YAOUNDÉ, Cameroon – Catholic young people in Cameroon have blasted the country’s leadership for failing to provide the requisite environment for them to grow.

They were speaking to Crux as the country celebrated its National Youth Day on February 11.

Appollonia Mboh Kungcho puts on a radiant smile. Her smile almost instantly fades when Crux asks her if National Youth Day has any meaning for the young people.

“There are no jobs. The system of education is outdated. What you learn in school is actually not what you apply on the field,” she said.

Gregory Mombanchi, a Master’s Degree candidate who works as a primary school teacher, bemoaned “a crushing tax burden” that has rendered advancement for many young people practically impossible.

“You can see that young people are facing a lot of hardship when you look around. There aren’t enough jobs. “Teachers are underpaid in many private schools,” he claimed.

According to him, a lot of young people are now being pushed by poverty to engage in “scamming, theft, and other destructive practices in society.”

Mombanchi complained that when youths engage in small businesses to keep hope alive, the government asphyxiates those businesses with punishing taxes.

“They are taxed heavily. Even the little benefit they get to develop themselves is taken away (in the form of taxes,” he told Crux. “This is not good.”

A young lady who requested anonymity because she works in a sensitive state institution had an equally chilling assessment of the direction Cameroon has been going since Paul Biya came to power in 1982.

“Generally speaking, it’s not so positive,” she said.

“We have a youth council, but the opinion of all the youths of this country is not taken very much into consideration,” she added, highlighting the sense of exclusion of the youths from public affairs.

She also blasted the authorities for failing to initiate the necessary dialogue that can lead to a return to peace in Cameroon’s English-speaking regions.

Separatists in the two regions have for eight years now been fighting to create a new nation to be called Ambazonia – complaining about decades of marginalization and exclusion by the predominantly Francophone government in Yaoundé.

The Catholic youths also had their own ideas about the kind of leader Cameroon deserves as the nation prepares for a presidential election in October.

President Paul Biya, who turns 92 on February 13 and has been president since 1982, is likely to seek another term. The Catholic young people say they believe that won’t be a good idea – re-echoing the call made by some Bishops that it was time for the world’s oldest leader to step aside.

“I’m looking forward to the presidential elections. I’m hoping that whoever wins should be able to change the system because what is in place is not working,” Kungcho told Crux.

Mombanchi told Crux he would want to see a president capable of doing away with the administrative bottlenecks that have historically stifled growth, and one with the capacity to jumpstart industry and encourage business by scaling down taxes.

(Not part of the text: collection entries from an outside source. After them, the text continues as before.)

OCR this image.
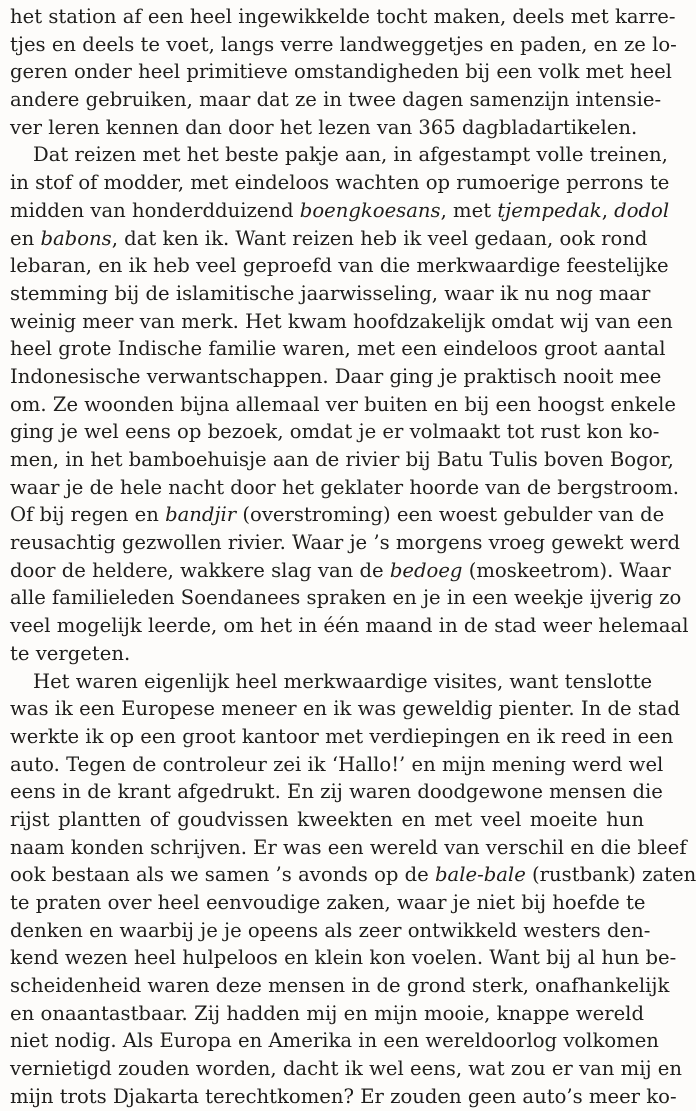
het station af een heel ingewikkelde tocht maken, deels met karre-
tjes en deels te voet, langs verre landweggetjes en paden, en ze lo-
geren onder heel primitieve omstandigheden bij een volk met heel
andere gebruiken, maar dat ze in twee dagen samenzijn intensie-
ver leren kennen dan door het lezen van 365 dagbladartikelen.
Dat reizen met het beste pakje aan, in afgestampt volle treinen,
in stof of modder, met eindeloos wachten op rumoerige perrons te
midden van honderdduizend boengkoesans, met tjempedak, dodol
en babons, dat ken ik. Want reizen heb ik veel gedaan, ook rond
lebaran, en ik heb veel geproefd van die merkwaardige feestelijke
stemming bij de islamitische jaarwisseling, waar ik nu nog maar
weinig meer van merk. Het kwam hoofdzakelijk omdat wij van een
heel grote Indische familie waren, met een eindeloos groot aantal
Indonesische verwantschappen. Daar ging je praktisch nooit mee
om. Ze woonden bijna allemaal ver buiten en bij een hoogst enkele
ging je wel eens op bezoek, omdat je er volmaakt tot rust kon ko-
men, in het bamboehuisje aan de rivier bij Batu Tulis boven Bogor,
waar je de hele nacht door het geklater hoorde van de bergstroom.
Of bij regen en bandjir (overstroming) een woest gebulder van de
reusachtig gezwollen rivier. Waar je ’s morgens vroeg gewekt werd
door de heldere, wakkere slag van de bedoeg (moskeetrom). Waar
alle familieleden Soendanees spraken en je in een weekje ijverig zo
veel mogelijk leerde, om het in één maand in de stad weer helemaal
te vergeten.
Het waren eigenlijk heel merkwaardige visites, want tenslotte
was ik een Europese meneer en ik was geweldig pienter. In de stad
werkte ik op een groot kantoor met verdiepingen en ik reed in een
auto. Tegen de controleur zei ik ‘Hallo!’ en mijn mening werd wel
eens in de krant afgedrukt. En zij waren doodgewone mensen die
rijst plantten of goudvissen kweekten en met veel moeite hun
naam konden schrijven. Er was een wereld van verschil en die bleef
ook bestaan als we samen ’s avonds op de bale-bale (rustbank) zaten
te praten over heel eenvoudige zaken, waar je niet bij hoefde te
denken en waarbij je je opeens als zeer ontwikkeld westers den-
kend wezen heel hulpeloos en klein kon voelen. Want bij al hun be-
scheidenheid waren deze mensen in de grond sterk, onafhankelijk
en onaantastbaar. Zij hadden mij en mijn mooie, knappe wereld
niet nodig. Als Europa en Amerika in een wereldoorlog volkomen
vernietigd zouden worden, dacht ik wel eens, wat zou er van mij en
mijn trots Djakarta terechtkomen? Er zouden geen auto’s meer ko-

Asked if Biya should run again, Ernestine Tchoffo told Crux that it would be foolhardy for the president to want an 8th term in office, because his 42 years in power have brought largely feelings of pain and anguish for Cameroonians.

“Don’t mind the fact that you see us coming out from Mass looking bright on our faces, but deep in us we are dying of suffering,” she said.

“We would like a president who takes our problems into consideration and who designs development strategies that harness every effort to the growth of the country,” Tchoffo said.

She echoed the position of some Catholic bishops, who recently raised concerns about President Biya’s age and his capacity to continue running the affairs of the country.

“I think it’s not just the Catholic bishops who say so. Humanly, we too see that the president is diminished. Even if he were just a family head, how can a man of that age still be ruling even a family? We don’t need to listen only to the bishops of Cameroon. The President himself should know that if you love your country, you will not do what he is doing,” she said.

“We appreciate all that he did when he was young, when he was strong, but now he is tired. Let him hand it to another person who is strong, who can go to various parts of the country to assess the problems of the people in view of resolving them,” Tchoffo told Crux.

In his address to the youth, the president pushed back on the criticisms, saying his government has been proactive in resolving the problems of the youths, particularly the problem of unemployment.

“I have instructed the Government to establish a regulatory framework to support the recruitment of first-time jobseekers,” Biya said in his February 10 address.

“This mechanism is intended to provide better support to young people who have never had a job and to help them find their first job,” he added.